Reception: In the Michael Cole quote in the first paragraph, move the period inside the quotation mark.
"The game's "Powers Shots"... Powers?
"although GameSpot's Ryan Davis commenting that... For tense purposes, change commenting to commented. Also fix the logical punctuation here.
"The mechanics of the tennis gameplay waswere also popular..." Plural should go with plural here.
Logical punctuation again with the Nintendo World Report quote in the last paragraph.
"from October 16 to October 29 in 2005." I'd rather see "from October 16 to October 29, 2005."Giants2008 (17-14) 18:20, 7 September 2008 (UTC)
Okay, I think I've addressed all of your points now. Thanks for the comments. AshnardTalkContribs 18:53, 7 September 2008 (UTC)
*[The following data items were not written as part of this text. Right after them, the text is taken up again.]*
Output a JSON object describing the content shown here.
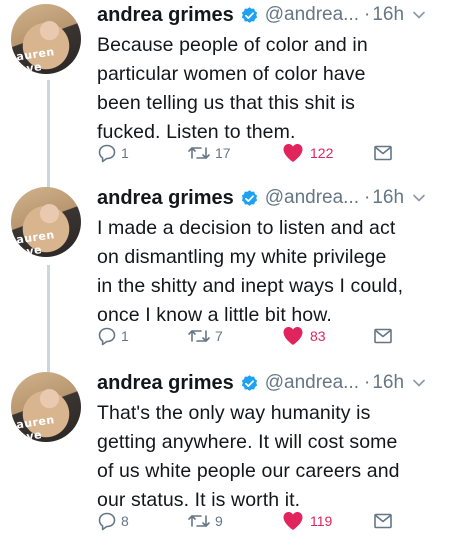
{
  "tweets": [
    {
      "author_name": "andrea grimes",
      "handle": "@andrea...",
      "separator": "·",
      "time": "16h",
      "text": "Because people of color and in\nparticular women of color have\nbeen telling us that this shit is\nfucked. Listen to them.",
      "replies": "1",
      "retweets": "17",
      "likes": "122"
    },
    {
      "author_name": "andrea grimes",
      "handle": "@andrea...",
      "separator": "·",
      "time": "16h",
      "text": "I made a decision to listen and act\non dismantling my white privilege\nin the shitty and inept ways I could,\nonce I know a little bit how.",
      "replies": "1",
      "retweets": "7",
      "likes": "83"
    },
    {
      "author_name": "andrea grimes",
      "handle": "@andrea...",
      "separator": "·",
      "time": "16h",
      "text": "That's the only way humanity is\ngetting anywhere. It will cost some\nof us white people our careers and\nour status. It is worth it.",
      "replies": "8",
      "retweets": "9",
      "likes": "119"
    }
  ],
  "avatar_shirt_text": "auren\nuve",
  "colors": {
    "verified_blue": "#1da1f2",
    "like_red": "#e0245e",
    "meta_gray": "#657786",
    "thread_gray": "#ccd6dd"
  },
  "icons": [
    "verified-badge-icon",
    "chevron-down-icon",
    "reply-icon",
    "retweet-icon",
    "heart-icon",
    "direct-message-icon"
  ]
}
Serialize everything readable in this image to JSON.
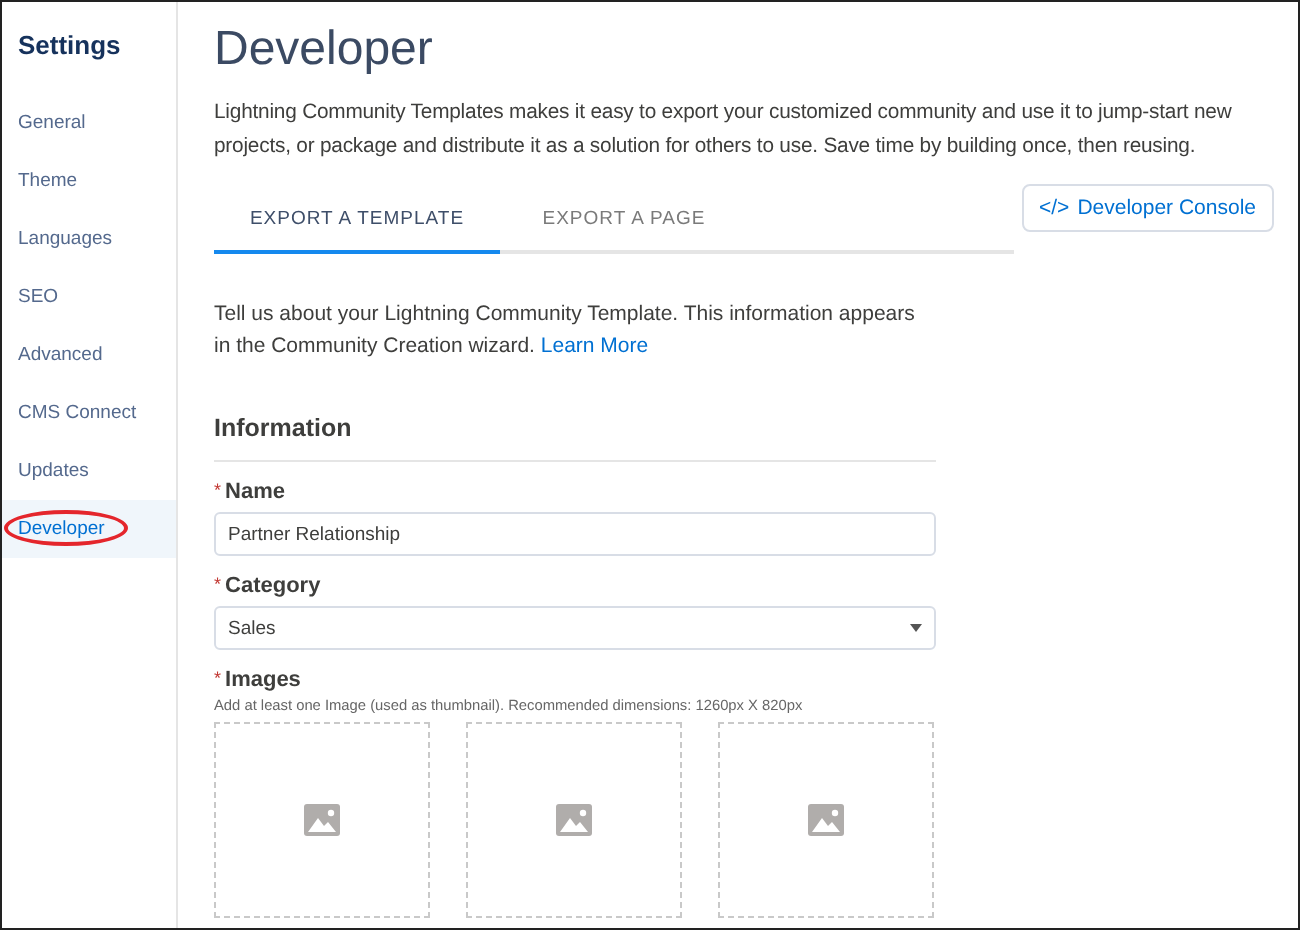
{
  "sidebar": {
    "title": "Settings",
    "items": [
      {
        "label": "General",
        "selected": false,
        "circled": false
      },
      {
        "label": "Theme",
        "selected": false,
        "circled": false
      },
      {
        "label": "Languages",
        "selected": false,
        "circled": false
      },
      {
        "label": "SEO",
        "selected": false,
        "circled": false
      },
      {
        "label": "Advanced",
        "selected": false,
        "circled": false
      },
      {
        "label": "CMS Connect",
        "selected": false,
        "circled": false
      },
      {
        "label": "Updates",
        "selected": false,
        "circled": false
      },
      {
        "label": "Developer",
        "selected": true,
        "circled": true
      }
    ]
  },
  "page": {
    "title": "Developer",
    "description": "Lightning Community Templates makes it easy to export your customized community and use it to jump-start new projects, or package and distribute it as a solution for others to use. Save time by building once, then reusing."
  },
  "tabs": [
    {
      "label": "EXPORT A TEMPLATE",
      "selected": true
    },
    {
      "label": "EXPORT A PAGE",
      "selected": false
    }
  ],
  "console_button": {
    "icon": "</>",
    "label": "Developer Console"
  },
  "intro": {
    "text": "Tell us about your Lightning Community Template. This information appears in the Community Creation wizard.",
    "link": "Learn More"
  },
  "section": {
    "title": "Information"
  },
  "fields": [
    {
      "kind": "text",
      "label": "Name",
      "required_marker": "*",
      "value": "Partner Relationship"
    },
    {
      "kind": "select",
      "label": "Category",
      "required_marker": "*",
      "value": "Sales"
    },
    {
      "kind": "images",
      "label": "Images",
      "required_marker": "*",
      "help": "Add at least one Image (used as thumbnail). Recommended dimensions: 1260px X 820px"
    }
  ]
}
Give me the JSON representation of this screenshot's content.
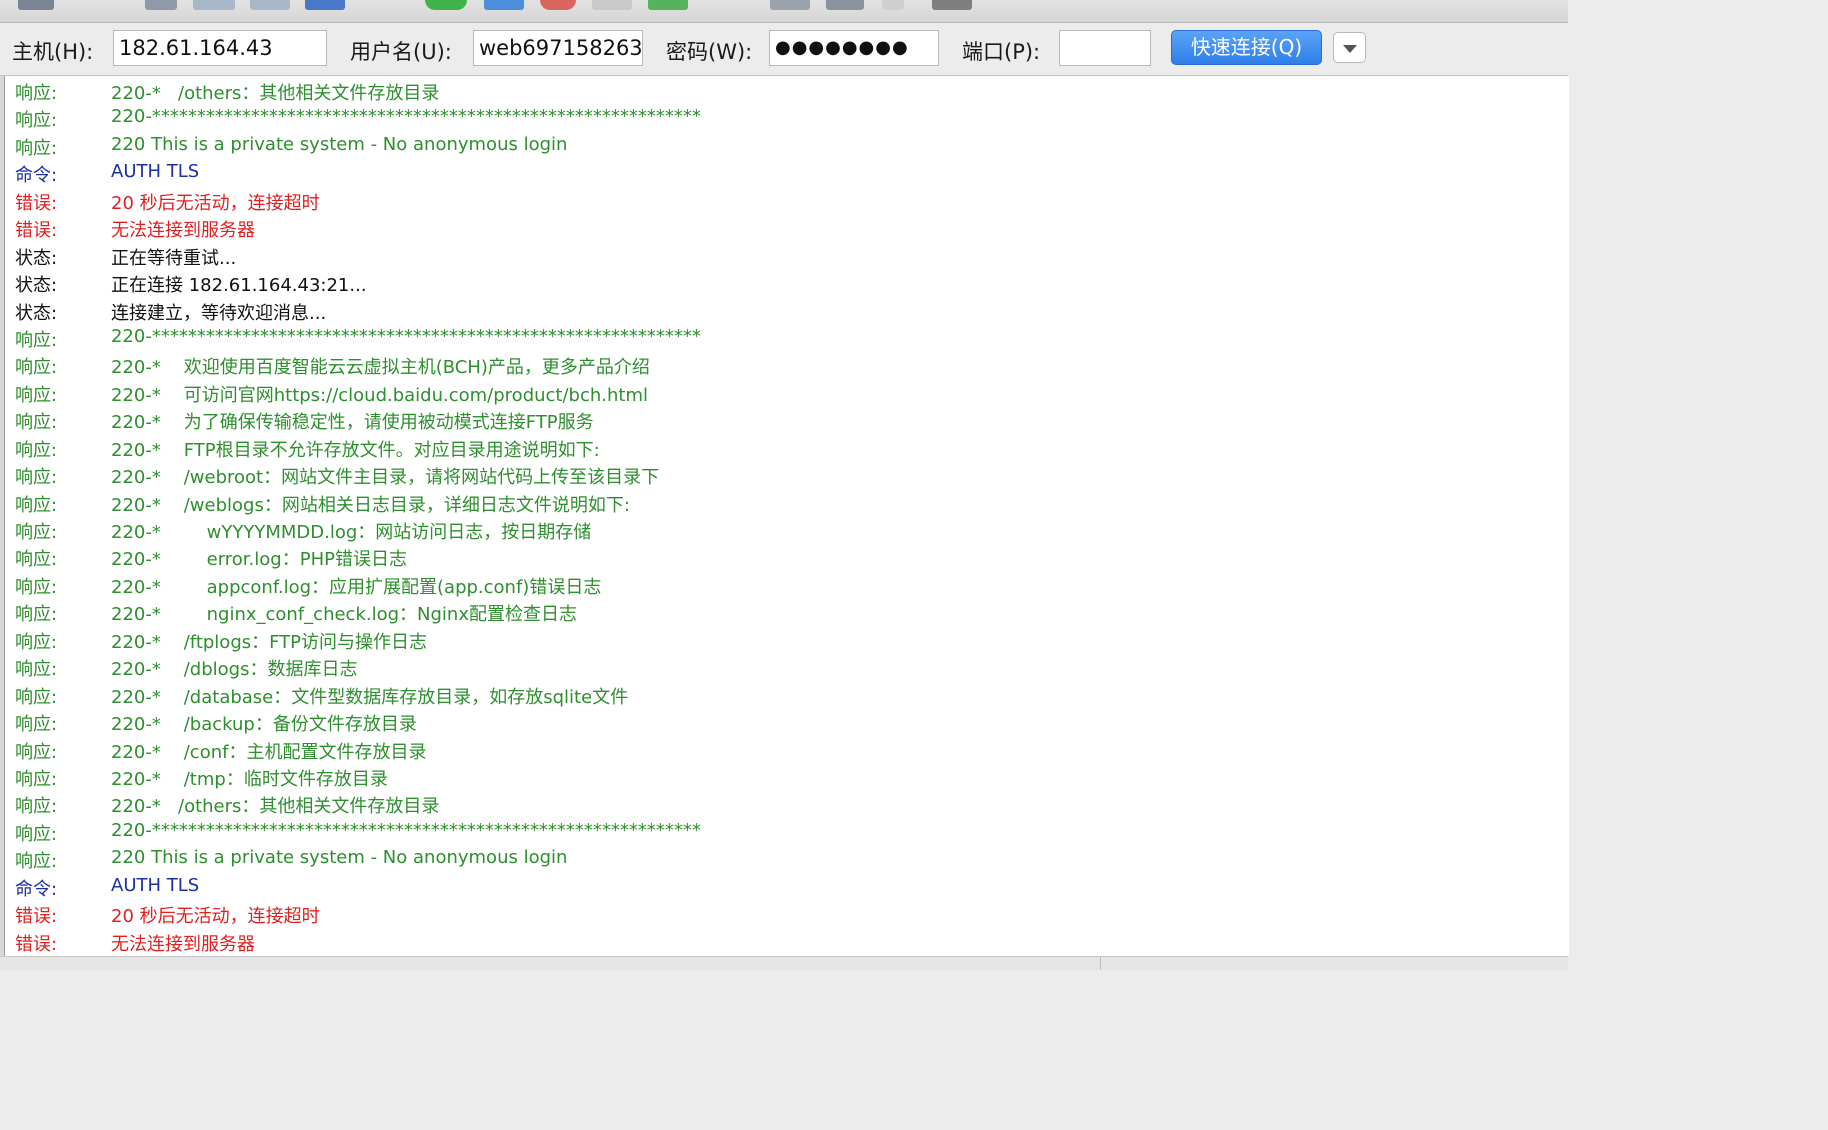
{
  "quickconnect": {
    "host_label": "主机(H):",
    "host_value": "182.61.164.43",
    "user_label": "用户名(U):",
    "user_value": "web697158263",
    "pass_label": "密码(W):",
    "pass_value": "●●●●●●●●",
    "port_label": "端口(P):",
    "port_value": "",
    "connect_label": "快速连接(Q)"
  },
  "colors": {
    "response": "#2d8f2d",
    "command": "#1c2fa3",
    "error": "#e02020",
    "status": "#111111",
    "accent": "#3b8af0"
  },
  "log": [
    {
      "type": "response",
      "label": "响应:",
      "text": "220-*   /others：其他相关文件存放目录"
    },
    {
      "type": "response",
      "label": "响应:",
      "text": "220-*************************************************************"
    },
    {
      "type": "response",
      "label": "响应:",
      "text": "220 This is a private system - No anonymous login"
    },
    {
      "type": "command",
      "label": "命令:",
      "text": "AUTH TLS"
    },
    {
      "type": "error",
      "label": "错误:",
      "text": "20 秒后无活动，连接超时"
    },
    {
      "type": "error",
      "label": "错误:",
      "text": "无法连接到服务器"
    },
    {
      "type": "status",
      "label": "状态:",
      "text": "正在等待重试..."
    },
    {
      "type": "status",
      "label": "状态:",
      "text": "正在连接 182.61.164.43:21..."
    },
    {
      "type": "status",
      "label": "状态:",
      "text": "连接建立，等待欢迎消息..."
    },
    {
      "type": "response",
      "label": "响应:",
      "text": "220-*************************************************************"
    },
    {
      "type": "response",
      "label": "响应:",
      "text": "220-*    欢迎使用百度智能云云虚拟主机(BCH)产品，更多产品介绍"
    },
    {
      "type": "response",
      "label": "响应:",
      "text": "220-*    可访问官网https://cloud.baidu.com/product/bch.html"
    },
    {
      "type": "response",
      "label": "响应:",
      "text": "220-*    为了确保传输稳定性，请使用被动模式连接FTP服务"
    },
    {
      "type": "response",
      "label": "响应:",
      "text": "220-*    FTP根目录不允许存放文件。对应目录用途说明如下:"
    },
    {
      "type": "response",
      "label": "响应:",
      "text": "220-*    /webroot：网站文件主目录，请将网站代码上传至该目录下"
    },
    {
      "type": "response",
      "label": "响应:",
      "text": "220-*    /weblogs：网站相关日志目录，详细日志文件说明如下:"
    },
    {
      "type": "response",
      "label": "响应:",
      "text": "220-*        wYYYYMMDD.log：网站访问日志，按日期存储"
    },
    {
      "type": "response",
      "label": "响应:",
      "text": "220-*        error.log：PHP错误日志"
    },
    {
      "type": "response",
      "label": "响应:",
      "text": "220-*        appconf.log：应用扩展配置(app.conf)错误日志"
    },
    {
      "type": "response",
      "label": "响应:",
      "text": "220-*        nginx_conf_check.log：Nginx配置检查日志"
    },
    {
      "type": "response",
      "label": "响应:",
      "text": "220-*    /ftplogs：FTP访问与操作日志"
    },
    {
      "type": "response",
      "label": "响应:",
      "text": "220-*    /dblogs：数据库日志"
    },
    {
      "type": "response",
      "label": "响应:",
      "text": "220-*    /database：文件型数据库存放目录，如存放sqlite文件"
    },
    {
      "type": "response",
      "label": "响应:",
      "text": "220-*    /backup：备份文件存放目录"
    },
    {
      "type": "response",
      "label": "响应:",
      "text": "220-*    /conf：主机配置文件存放目录"
    },
    {
      "type": "response",
      "label": "响应:",
      "text": "220-*    /tmp：临时文件存放目录"
    },
    {
      "type": "response",
      "label": "响应:",
      "text": "220-*   /others：其他相关文件存放目录"
    },
    {
      "type": "response",
      "label": "响应:",
      "text": "220-*************************************************************"
    },
    {
      "type": "response",
      "label": "响应:",
      "text": "220 This is a private system - No anonymous login"
    },
    {
      "type": "command",
      "label": "命令:",
      "text": "AUTH TLS"
    },
    {
      "type": "error",
      "label": "错误:",
      "text": "20 秒后无活动，连接超时"
    },
    {
      "type": "error",
      "label": "错误:",
      "text": "无法连接到服务器"
    }
  ]
}
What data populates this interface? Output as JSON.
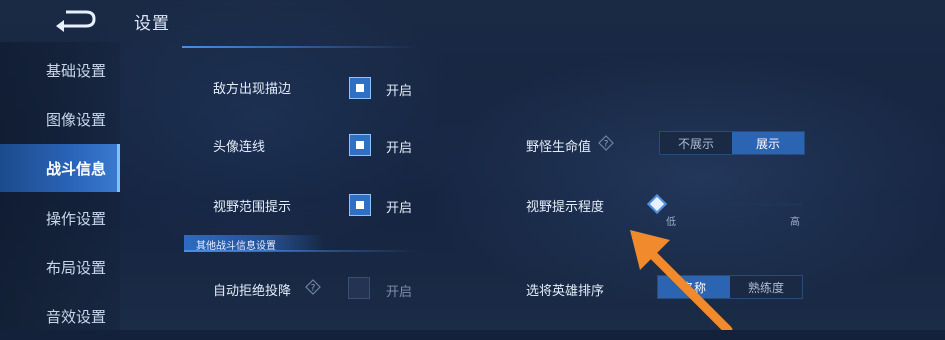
{
  "header": {
    "title": "设置"
  },
  "sidebar": {
    "items": [
      {
        "label": "基础设置"
      },
      {
        "label": "图像设置"
      },
      {
        "label": "战斗信息"
      },
      {
        "label": "操作设置"
      },
      {
        "label": "布局设置"
      },
      {
        "label": "音效设置"
      }
    ]
  },
  "sections": {
    "other_battle_info": "其他战斗信息设置"
  },
  "left_rows": [
    {
      "label": "敌方出现描边",
      "toggle": "开启",
      "checked": true
    },
    {
      "label": "头像连线",
      "toggle": "开启",
      "checked": true
    },
    {
      "label": "视野范围提示",
      "toggle": "开启",
      "checked": true
    },
    {
      "label": "自动拒绝投降",
      "toggle": "开启",
      "checked": false
    }
  ],
  "monster_hp": {
    "label": "野怪生命值",
    "options": [
      "不展示",
      "展示"
    ],
    "selected": "展示"
  },
  "vision_hint": {
    "label": "视野提示程度",
    "min_label": "低",
    "max_label": "高",
    "level": 0
  },
  "hero_sort": {
    "label": "选将英雄排序",
    "options": [
      "名称",
      "熟练度"
    ],
    "selected": "名称"
  },
  "colors": {
    "accent": "#2c64b4",
    "annotation_arrow": "#f08a2c"
  }
}
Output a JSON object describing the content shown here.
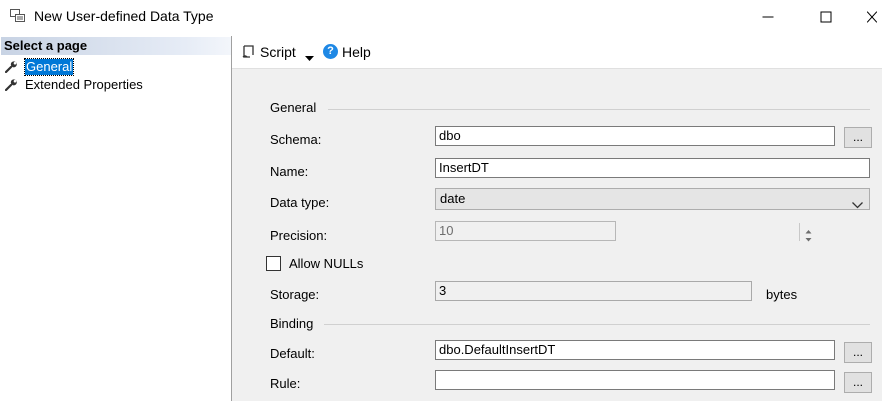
{
  "window": {
    "title": "New User-defined Data Type",
    "icon": "data-type-window-icon"
  },
  "left_pane": {
    "header": "Select a page",
    "items": [
      {
        "label": "General",
        "icon": "wrench-icon",
        "selected": true
      },
      {
        "label": "Extended Properties",
        "icon": "wrench-icon",
        "selected": false
      }
    ]
  },
  "toolbar": {
    "script_label": "Script",
    "help_label": "Help"
  },
  "general": {
    "group_title": "General",
    "schema_label": "Schema:",
    "schema_value": "dbo",
    "name_label": "Name:",
    "name_value": "InsertDT",
    "data_type_label": "Data type:",
    "data_type_value": "date",
    "precision_label": "Precision:",
    "precision_value": "10",
    "allow_nulls_label": "Allow NULLs",
    "allow_nulls_checked": false,
    "storage_label": "Storage:",
    "storage_value": "3",
    "storage_unit": "bytes"
  },
  "binding": {
    "group_title": "Binding",
    "default_label": "Default:",
    "default_value": "dbo.DefaultInsertDT",
    "rule_label": "Rule:",
    "rule_value": ""
  },
  "browse_label": "...",
  "colors": {
    "selection": "#0078d7",
    "content_bg": "#f0f0f0",
    "help_icon": "#1e88e5"
  }
}
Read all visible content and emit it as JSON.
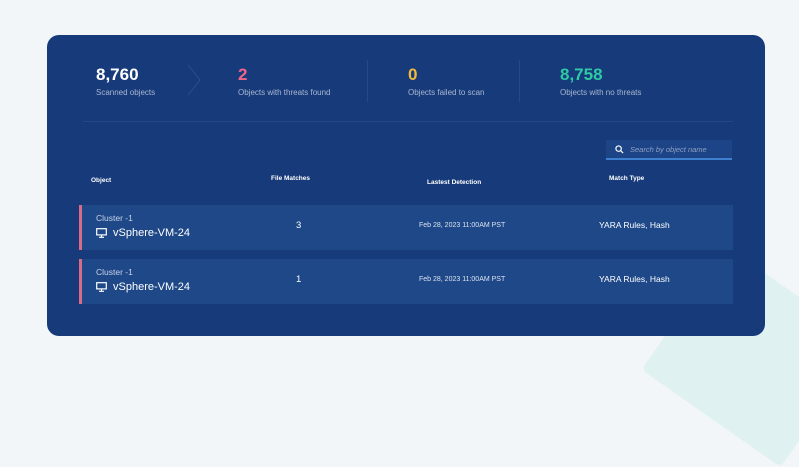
{
  "stats": [
    {
      "value": "8,760",
      "label": "Scanned objects",
      "color": "#ffffff"
    },
    {
      "value": "2",
      "label": "Objects with threats found",
      "color": "#f0648a"
    },
    {
      "value": "0",
      "label": "Objects failed to scan",
      "color": "#f3b93c"
    },
    {
      "value": "8,758",
      "label": "Objects with no threats",
      "color": "#2fc9a6"
    }
  ],
  "search": {
    "placeholder": "Search by object name"
  },
  "table": {
    "headers": {
      "object": "Object",
      "file_matches": "File Matches",
      "latest_detection": "Lastest Detection",
      "match_type": "Match Type"
    },
    "rows": [
      {
        "cluster": "Cluster -1",
        "vm": "vSphere-VM-24",
        "file_matches": "3",
        "latest_detection": "Feb 28, 2023 11:00AM PST",
        "match_type": "YARA Rules, Hash"
      },
      {
        "cluster": "Cluster -1",
        "vm": "vSphere-VM-24",
        "file_matches": "1",
        "latest_detection": "Feb 28, 2023 11:00AM PST",
        "match_type": "YARA Rules, Hash"
      }
    ]
  },
  "colors": {
    "panel": "#163a7a",
    "row": "#1e4888",
    "row_accent": "#d96b84",
    "search_underline": "#3f7fd0"
  }
}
Comments - sources look okay, links checked out with the link checker tool. Ealdgyth - Talk 12:49, 8 September 2008 (UTC)
Comments I'm not comfortable with the number of sections. Is there no information on its music, for instance? - A Link to the Past(talk) 19:50, 9 September 2008 (UTC)
I'm afraid I couldn't find any info on the game's music. Is there any other section that you feel should be there but is not present? Needless to say (but I'll say it anyway), this article is shorter than most because the game doesn't have a plot section. Thanks. AshnardTalkContribs 19:59, 9 September 2008 (UTC)
The above discussion is preserved as an archive. Please do not modify it. No further edits should be made to this page.